A little over a week ago, Ed posted about someone who was >re-publishing his RSS feed. Scoble, who is a passionate advocate of providing full feeds instead of excerpts, and who maintains a link blog in addition to his regular blog also recently commented on re-publishing and also linked to Richard McManus' article RSS Rip-off Merchants about software whose sole purpose is RSS re-publishing. These articles have convinced me to speak up about something that has been bugging me a bit for a while.

I've been aware for a couple of months of a Blogsphere-based site (which I will not link to here) that consists of something like 80-90% re-published excerpts from pages on the IBM site and from other blogs. I'm not referring to News4Notes, which isn't based on Blogsphere, and I don't have a problem with News4Notes even though the content there is close to 100% re-publishing. I think I do have a problem, though,. with this other site. where the "Written By" header leads off each article and gives the name of the site owner, but most articles consist entirely of a paragraph or two taken from a technote or from someone else's blog, followed by a link labeled "More @" and a link to a hostname. I repeat: a hostname. Not the name of the site. Not the name of the article. Although technically this is an attribution, IMHO it is a weak attribution. One thing I would do if I were the owner of the blog in qestion would be to go into the translations configuration and change "Written By" to "Posted By". That would immediately help to reduce confusion. But I would do more.

Scoble's link blog does attribution right. In the title of each post, he ends it with "From" followed by the name of the blogger whose post he has re-posted as an excerpt and link. Most other bloggers do attribution right, too, most of the time. Here's a recent post of mine that re-posts from Koranteng Ofosu-Amaah. Notice that I take the minimal trouble to start with my own instroductory statement "Highly recommended reading by", followed by his name a link to his blog, and then I put the link to the actual article before the excerpt. Then I do what I always do for extensive quotes: I use the <blockquote> element, which I have styled to indent, draw a box, change background color, and use italics, For shorter quotations, I sometimes just use ordinary quotation marks (with or without italics). And when I'm posting something that someone else has already re-posted, I will almost always use "Via" as a way to credit the original reposter in addition to crediting the original poster. I'm perhaps doing a little bit of overkill to make absolutely certain that there's clear indication that I am doing a fair use excerpt of someone else's material, but I'd much prefer to see overkill rather than ambiguous or missing attributions.

Anyhow, I'd like to know what others feel about proper attribution, How do you think you're doing as far as making attribution clear goes? What do you do, and what do you recommend?

And specific to Blogsphere, should the "Written By" header be selectable on a per-post basis. such that it could be either "Written By" or "Posted By" depending on whether the material is original or re-published.
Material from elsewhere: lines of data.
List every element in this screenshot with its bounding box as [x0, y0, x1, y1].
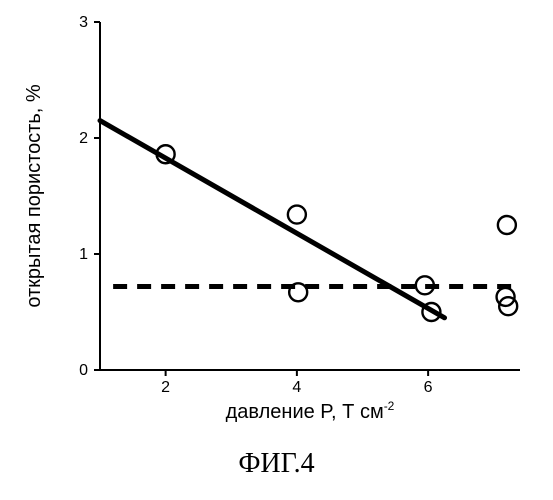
y-axis-label: открытая пористость, % [23, 84, 45, 308]
y-tick-label: 3 [79, 14, 88, 31]
data-point [288, 206, 306, 224]
chart-svg: 0 1 2 3 2 4 6 давление P, Т см-2 открытая порист… [0, 0, 553, 500]
x-tick-label: 2 [161, 379, 170, 396]
figure-caption: ФИГ.4 [0, 448, 553, 480]
y-tick-label: 2 [79, 130, 88, 147]
y-tick-label: 1 [79, 246, 88, 263]
x-tick-label: 4 [292, 379, 301, 396]
y-tick-label: 0 [79, 362, 88, 379]
data-point [498, 216, 516, 234]
figure-wrap: 0 1 2 3 2 4 6 давление P, Т см-2 открытая порист… [0, 0, 553, 500]
x-tick-label: 6 [424, 379, 433, 396]
x-axis-label: давление P, Т см-2 [226, 399, 395, 423]
trend-line [100, 121, 445, 318]
data-point [289, 283, 307, 301]
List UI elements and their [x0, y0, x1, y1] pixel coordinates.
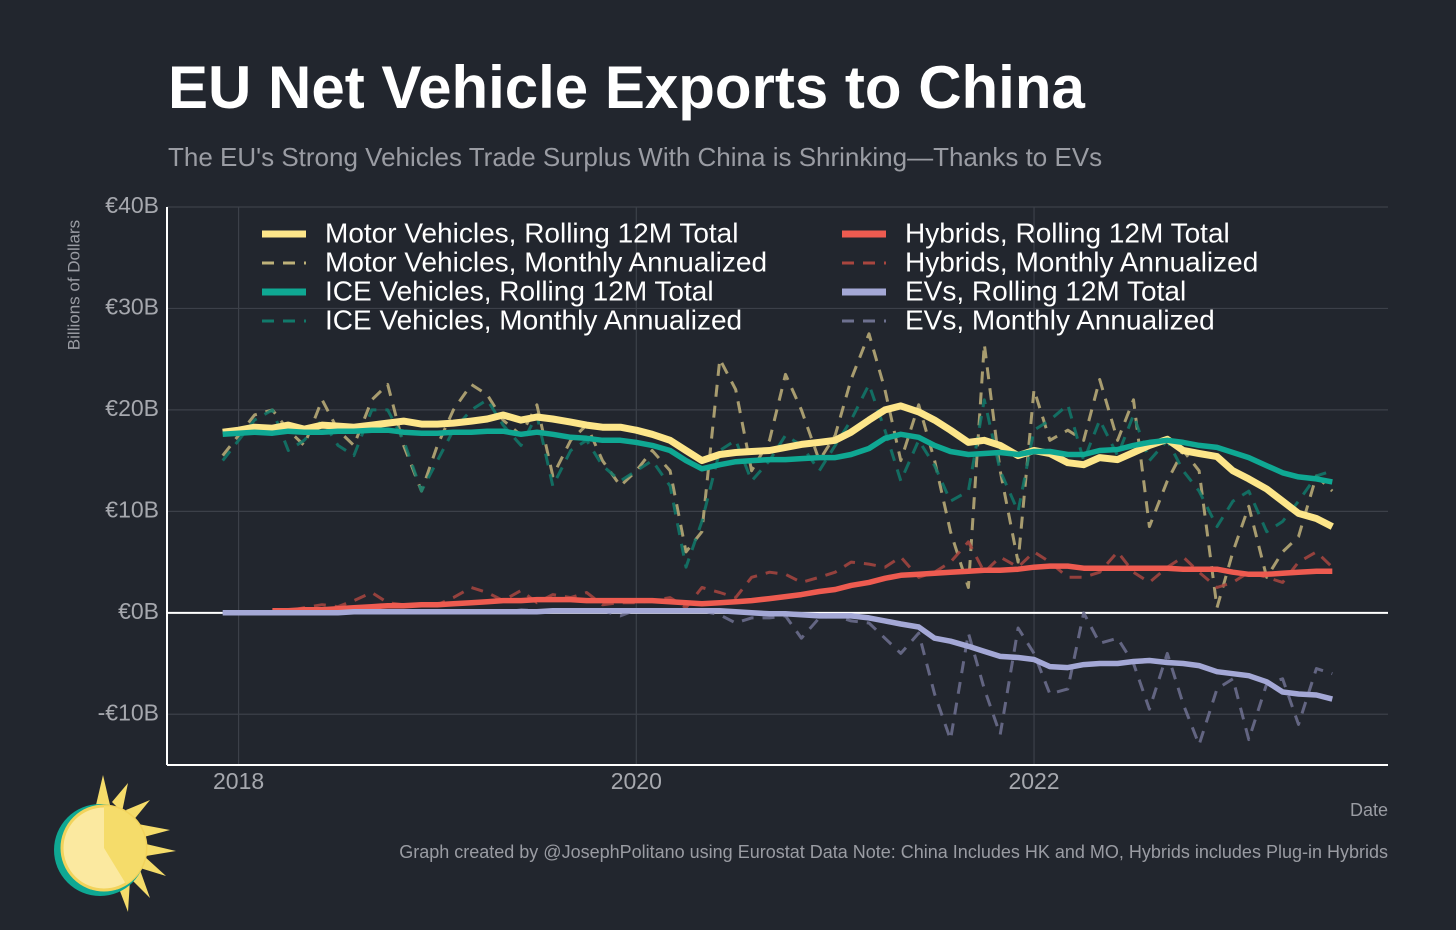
- line: [222, 402, 1334, 530]
- y-tick-label: €20B: [105, 395, 159, 421]
- y-tick-label: €30B: [105, 294, 159, 320]
- plot-area: -€10B €0B €10B €20B €30B €40B 2018 2020 2022 Moto…: [98, 192, 1388, 794]
- caption: Graph created by @JosephPolitano using E…: [399, 842, 1388, 862]
- line: [222, 427, 1333, 485]
- legend-label: Motor Vehicles, Rolling 12M Total: [325, 217, 738, 248]
- legend-label: Motor Vehicles, Monthly Annualized: [325, 246, 767, 277]
- line: [272, 563, 1333, 614]
- legend-label: EVs, Rolling 12M Total: [905, 275, 1186, 306]
- x-axis-label: Date: [1350, 800, 1388, 820]
- y-axis-label: Billions of Dollars: [64, 220, 83, 350]
- legend-label: Hybrids, Monthly Annualized: [905, 246, 1258, 277]
- dashed-line: [222, 608, 1333, 747]
- legend-label: EVs, Monthly Annualized: [905, 304, 1215, 335]
- chart-subtitle: The EU's Strong Vehicles Trade Surplus W…: [168, 142, 1102, 172]
- y-tick-label: -€10B: [98, 699, 159, 725]
- legend-label: Hybrids, Rolling 12M Total: [905, 217, 1230, 248]
- legend-label: ICE Vehicles, Rolling 12M Total: [325, 275, 714, 306]
- dashed-line: [221, 383, 1333, 569]
- chart-title: EU Net Vehicle Exports to China: [168, 54, 1086, 121]
- dashed-line: [272, 540, 1334, 613]
- logo: [54, 775, 176, 912]
- y-tick-label: €10B: [105, 496, 159, 522]
- x-tick-label: 2020: [611, 768, 662, 794]
- legend-label: ICE Vehicles, Monthly Annualized: [325, 304, 742, 335]
- x-tick-label: 2022: [1008, 768, 1059, 794]
- y-tick-label: €0B: [118, 598, 159, 624]
- line: [222, 608, 1333, 702]
- y-tick-label: €40B: [105, 192, 159, 218]
- x-tick-label: 2018: [213, 768, 264, 794]
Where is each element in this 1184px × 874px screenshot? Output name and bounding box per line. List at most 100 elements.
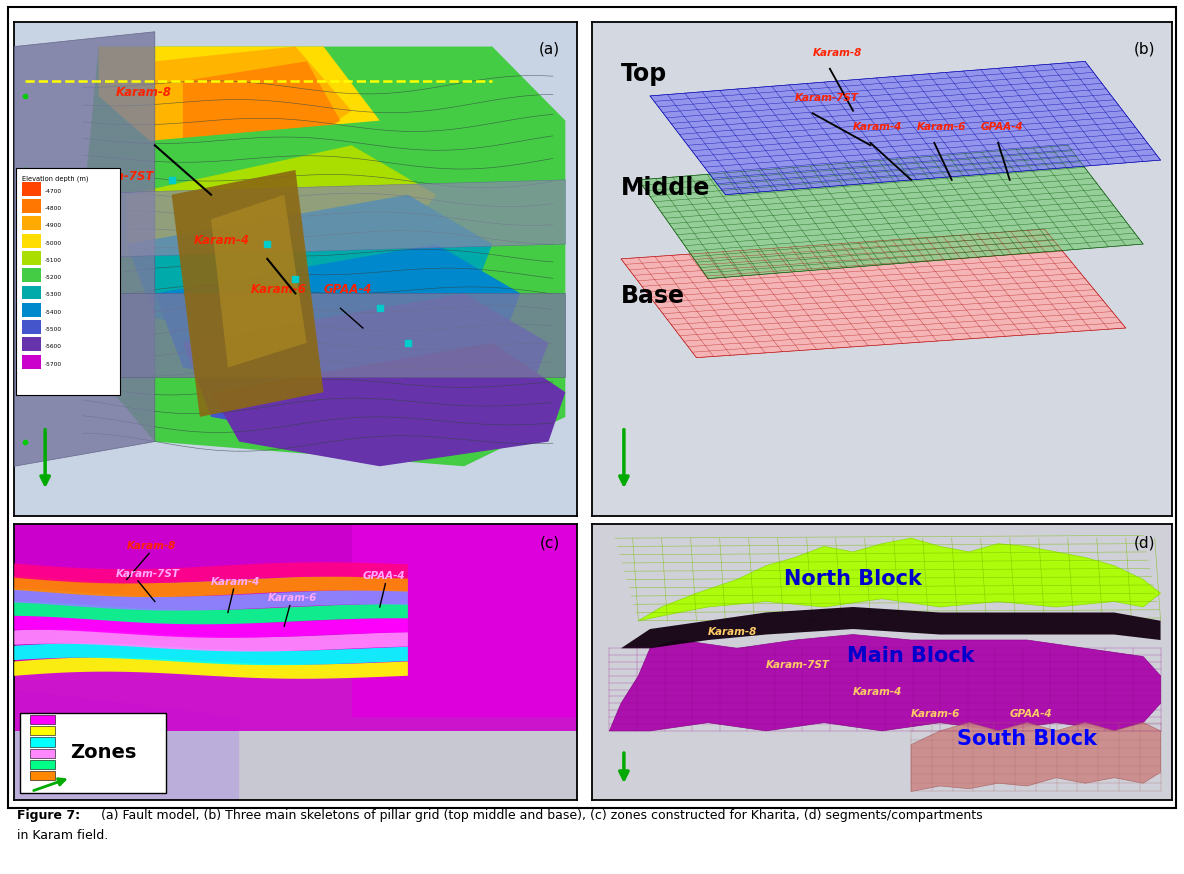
Text: GPAA-4: GPAA-4 <box>363 572 406 581</box>
Text: Elevation depth (m): Elevation depth (m) <box>21 176 88 183</box>
Polygon shape <box>14 22 577 516</box>
Bar <box>30 738 56 746</box>
Text: (d): (d) <box>1133 536 1154 551</box>
Text: -5300: -5300 <box>45 293 63 297</box>
Bar <box>21 268 41 282</box>
Polygon shape <box>211 195 307 368</box>
Polygon shape <box>622 607 1160 649</box>
Text: GPAA-4: GPAA-4 <box>323 283 372 296</box>
FancyBboxPatch shape <box>20 713 166 793</box>
Bar <box>21 337 41 351</box>
Polygon shape <box>155 46 352 170</box>
Bar <box>21 199 41 213</box>
Polygon shape <box>610 635 1160 731</box>
Text: Karam-8: Karam-8 <box>812 48 862 59</box>
Text: GPAA-4: GPAA-4 <box>980 122 1023 133</box>
Polygon shape <box>14 524 577 731</box>
Bar <box>30 715 56 724</box>
Polygon shape <box>622 229 1126 357</box>
Bar <box>21 355 41 369</box>
Polygon shape <box>155 244 521 392</box>
Polygon shape <box>14 615 407 638</box>
Text: Middle: Middle <box>622 176 710 199</box>
Polygon shape <box>43 294 566 378</box>
Polygon shape <box>14 576 407 597</box>
Bar <box>30 760 56 769</box>
Text: Main Block: Main Block <box>848 646 974 666</box>
FancyBboxPatch shape <box>15 168 120 395</box>
Polygon shape <box>14 562 407 584</box>
Text: Base: Base <box>622 284 686 309</box>
Text: Top: Top <box>622 62 668 87</box>
Polygon shape <box>98 121 464 269</box>
Text: Karam-6: Karam-6 <box>916 122 966 133</box>
Text: -4800: -4800 <box>45 206 63 211</box>
Bar <box>30 772 56 780</box>
Text: -4900: -4900 <box>45 223 63 228</box>
Text: -5600: -5600 <box>45 344 62 350</box>
Text: -5400: -5400 <box>45 309 63 315</box>
Polygon shape <box>182 294 548 441</box>
Text: -5200: -5200 <box>45 275 63 281</box>
Bar <box>30 749 56 758</box>
Text: -5000: -5000 <box>45 240 63 246</box>
Bar <box>30 726 56 735</box>
Text: -5500: -5500 <box>45 327 63 332</box>
Text: Karam-6: Karam-6 <box>251 283 307 296</box>
Text: Karam-8: Karam-8 <box>708 627 758 636</box>
Text: Karam-8: Karam-8 <box>127 541 176 551</box>
Text: (b): (b) <box>1133 42 1154 57</box>
Polygon shape <box>211 343 566 467</box>
Polygon shape <box>127 145 436 294</box>
Polygon shape <box>172 170 323 417</box>
Polygon shape <box>650 61 1160 195</box>
Polygon shape <box>14 588 407 611</box>
Text: Karam-4: Karam-4 <box>854 122 902 133</box>
Text: South Block: South Block <box>957 729 1098 749</box>
Text: Karam-4: Karam-4 <box>211 577 260 587</box>
Text: GPAA-4: GPAA-4 <box>1010 709 1053 719</box>
Text: Figure 7:: Figure 7: <box>17 809 79 822</box>
Polygon shape <box>14 601 407 624</box>
Text: Zones: Zones <box>71 744 137 762</box>
Polygon shape <box>43 180 566 259</box>
Polygon shape <box>352 524 577 717</box>
Text: Karam-4: Karam-4 <box>194 234 250 247</box>
Text: in Karam field.: in Karam field. <box>17 829 108 842</box>
Text: -5700: -5700 <box>45 362 63 366</box>
Text: Karam-7ST: Karam-7ST <box>796 93 860 103</box>
Text: Karam-6: Karam-6 <box>912 709 960 719</box>
Polygon shape <box>14 643 407 665</box>
Polygon shape <box>14 657 407 679</box>
Text: -4700: -4700 <box>45 189 63 194</box>
Text: (a): (a) <box>539 42 560 57</box>
Polygon shape <box>71 46 566 467</box>
Polygon shape <box>14 524 577 676</box>
Text: North Block: North Block <box>784 569 922 589</box>
Bar <box>21 251 41 265</box>
Text: Karam-7ST: Karam-7ST <box>82 170 154 183</box>
Bar <box>21 302 41 316</box>
Polygon shape <box>638 145 1144 279</box>
Polygon shape <box>14 629 407 651</box>
Text: (c): (c) <box>540 536 560 551</box>
Text: Karam-6: Karam-6 <box>268 593 316 603</box>
Polygon shape <box>638 538 1160 621</box>
Text: -5100: -5100 <box>45 258 62 263</box>
Polygon shape <box>182 61 341 180</box>
Polygon shape <box>14 690 239 800</box>
Polygon shape <box>912 723 1160 792</box>
Polygon shape <box>14 524 577 800</box>
Polygon shape <box>14 31 155 467</box>
Text: Karam-7ST: Karam-7ST <box>766 660 830 669</box>
Polygon shape <box>98 46 380 195</box>
Text: Karam-8: Karam-8 <box>116 86 172 99</box>
Bar <box>21 286 41 300</box>
Polygon shape <box>127 195 493 343</box>
Bar <box>21 217 41 230</box>
Text: Karam-4: Karam-4 <box>854 687 902 697</box>
Text: (a) Fault model, (b) Three main skeletons of pillar grid (top middle and base), : (a) Fault model, (b) Three main skeleton… <box>97 809 983 822</box>
Bar <box>21 182 41 196</box>
Bar <box>21 320 41 334</box>
Bar <box>21 233 41 247</box>
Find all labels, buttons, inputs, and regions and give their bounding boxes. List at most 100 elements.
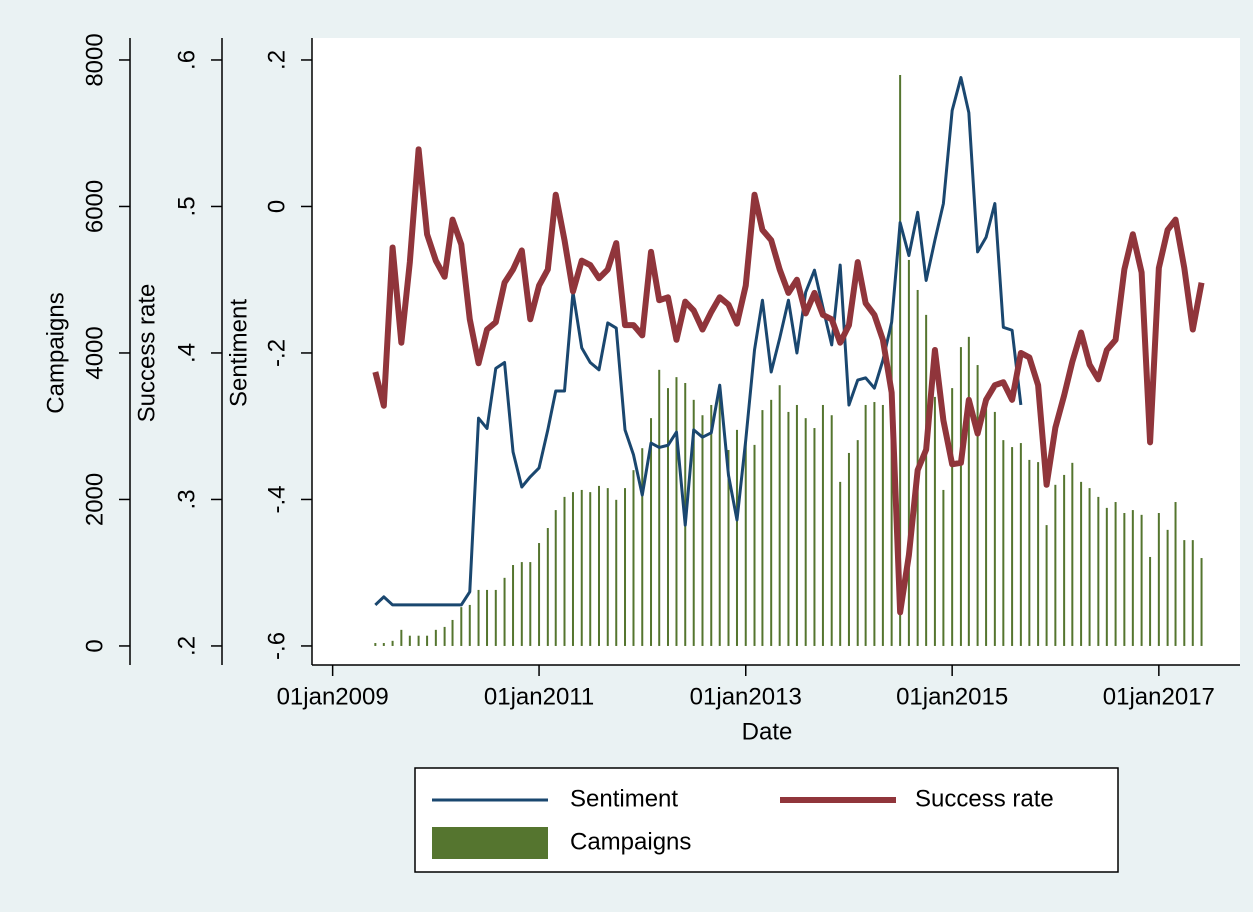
x-tick-label: 01jan2009: [277, 683, 389, 710]
bar: [529, 562, 532, 646]
bar: [589, 492, 592, 646]
bar: [434, 629, 437, 646]
x-tick-label: 01jan2011: [484, 683, 594, 710]
bar: [400, 629, 403, 646]
bar: [520, 562, 523, 646]
bar: [658, 369, 661, 646]
bar: [933, 396, 936, 646]
y2-axis-title: Success rate: [133, 284, 160, 423]
bar: [477, 589, 480, 646]
bar: [1071, 462, 1074, 646]
bar: [503, 577, 506, 646]
bar: [942, 489, 945, 646]
bar: [538, 543, 541, 646]
bar: [985, 398, 988, 646]
y-tick-label: -.4: [263, 485, 290, 513]
bar: [494, 589, 497, 646]
line: [372, 146, 1205, 616]
bar: [839, 481, 842, 646]
bar: [1063, 474, 1066, 646]
bar: [856, 440, 859, 646]
bar: [778, 385, 781, 646]
bar: [597, 485, 600, 646]
bar: [727, 450, 730, 646]
bar: [770, 399, 773, 646]
bar: [795, 404, 798, 646]
bar: [486, 589, 489, 646]
bar: [1002, 440, 1005, 646]
bar: [1054, 484, 1057, 646]
bar: [443, 626, 446, 646]
bar: [650, 418, 653, 646]
legend-label: Sentiment: [570, 785, 678, 812]
bar: [1011, 447, 1014, 646]
bar: [374, 643, 377, 646]
bar: [632, 470, 635, 646]
bar: [460, 607, 463, 646]
y-tick-label: .2: [263, 50, 290, 70]
bar: [710, 404, 713, 646]
bar: [391, 640, 394, 646]
bar: [408, 635, 411, 646]
bar: [967, 336, 970, 646]
bar: [907, 259, 910, 646]
y-tick-label: 0: [81, 639, 108, 652]
bar: [1149, 556, 1152, 646]
y-tick-label: 4000: [81, 326, 108, 379]
bar: [1019, 443, 1022, 646]
bar: [1174, 502, 1177, 646]
bar: [1105, 507, 1108, 646]
bar: [976, 365, 979, 646]
bar: [881, 404, 884, 646]
bar: [468, 604, 471, 646]
bar: [382, 643, 385, 646]
bar: [718, 387, 721, 646]
bar: [993, 411, 996, 646]
bar: [554, 510, 557, 646]
bar: [1200, 558, 1203, 646]
y-axis-title: Campaigns: [42, 292, 69, 413]
y-tick-label: .5: [173, 196, 200, 216]
y-tick-label: -.2: [263, 339, 290, 367]
bar: [1131, 510, 1134, 646]
x-tick-label: 01jan2017: [1103, 683, 1215, 710]
y-tick-label: 8000: [81, 33, 108, 86]
x-tick-label: 01jan2013: [690, 683, 802, 710]
legend-swatch: [432, 827, 548, 859]
bar: [1028, 459, 1031, 646]
bar: [1037, 462, 1040, 646]
bar: [1191, 540, 1194, 646]
y-tick-label: 0: [263, 200, 290, 213]
x-tick-label: 01jan2015: [896, 683, 1008, 710]
bar: [701, 415, 704, 646]
bar: [624, 488, 627, 646]
bar: [925, 314, 928, 646]
legend-label: Success rate: [915, 785, 1054, 812]
bar: [666, 388, 669, 646]
y3-axis-title: Sentiment: [225, 299, 252, 407]
bar: [761, 410, 764, 646]
y-tick-label: .3: [173, 489, 200, 509]
bar: [804, 418, 807, 646]
bar: [426, 635, 429, 646]
bar: [735, 429, 738, 646]
y-tick-label: .2: [173, 636, 200, 656]
legend-label: Campaigns: [570, 828, 691, 855]
bar: [1140, 514, 1143, 646]
bar: [1183, 540, 1186, 646]
y-tick-label: .4: [173, 343, 200, 363]
bar: [606, 488, 609, 646]
bar: [571, 492, 574, 646]
bar: [951, 388, 954, 646]
bar: [1166, 529, 1169, 646]
bar: [1088, 488, 1091, 646]
bar: [615, 499, 618, 646]
y-tick-label: .6: [173, 50, 200, 70]
bar: [864, 404, 867, 646]
y-tick-label: 2000: [81, 473, 108, 526]
bar: [1157, 513, 1160, 646]
y-tick-label: -.6: [263, 632, 290, 660]
bar: [1045, 525, 1048, 646]
bar: [1080, 481, 1083, 646]
bar: [417, 635, 420, 646]
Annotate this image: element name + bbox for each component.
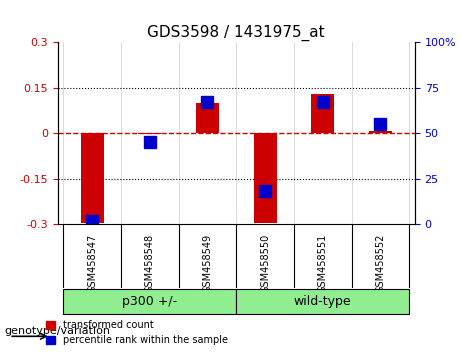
Legend: transformed count, percentile rank within the sample: transformed count, percentile rank withi… [42, 316, 232, 349]
Bar [196, 103, 219, 133]
Bar [311, 94, 334, 133]
Bar [81, 133, 104, 223]
FancyBboxPatch shape [64, 289, 236, 314]
Text: GSM458547: GSM458547 [87, 234, 97, 293]
Text: GSM458549: GSM458549 [202, 234, 213, 293]
Text: wild-type: wild-type [294, 295, 351, 308]
Text: GSM458552: GSM458552 [375, 234, 385, 293]
FancyBboxPatch shape [236, 289, 409, 314]
Text: genotype/variation: genotype/variation [5, 326, 111, 336]
Text: GSM458550: GSM458550 [260, 234, 270, 293]
Bar [138, 133, 161, 134]
Title: GDS3598 / 1431975_at: GDS3598 / 1431975_at [148, 25, 325, 41]
Text: GSM458551: GSM458551 [318, 234, 328, 293]
Bar [369, 131, 392, 133]
Text: GSM458548: GSM458548 [145, 234, 155, 293]
Bar [254, 133, 277, 223]
Text: p300 +/-: p300 +/- [122, 295, 177, 308]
1. Koranteng Ofosu-Amaah06/07/2005 07:58:44 AM

One thing though, typically the default text editors (and certainly Blogger) don't have an icons for blockquote indentation or for the cite tag for 'via' attribution. The lack of those simple smarticons might contributing to the impedance in attribution, and posts such as yours will sensitize . I've written enhancement requests to blogger and bloglines to allow users to customize the buttons in their editors and to have a wider set of default icons, beyond bold, italic, underline and strikethrough. To take an example, this comment box on this blog has those four and a bunch of smileys. If I had wanted to quote or cite someone I would be out of luck, and who knows if blockquote or cite would pass your html sanitizer in any case. But that's the terran that we're living in.

I happen to use Notetab as my html editor and that has a clipbook full of all the obscure html I use (abbr tag anyone?)

And while on the topic of malicious reposting to sell insurance or mortgages, I noticed that a few weeks after my first few pieces on technology, first the Gmail and DHTML architecture, started to get a little traction (as evidenced by delicious/popular), a lot of those spam blogs and sites lifted my crusty copy.

The good thing is that a few months of sustained posting couple coupled with a smidgen of PageRank tweaking meant that my google juice was restored and those pages have slid into the long tail of search engine results - and we know how many people are "feeling lucky". That means that the system works itself out eventually.

As Cory Doctorow says all complex ecosysystems have parasites and for now spam on blogs is relatively benign for the authors who are consistent. David Sifry however seems to be loosing sleep about this very issue, but that's another story and one for the toli.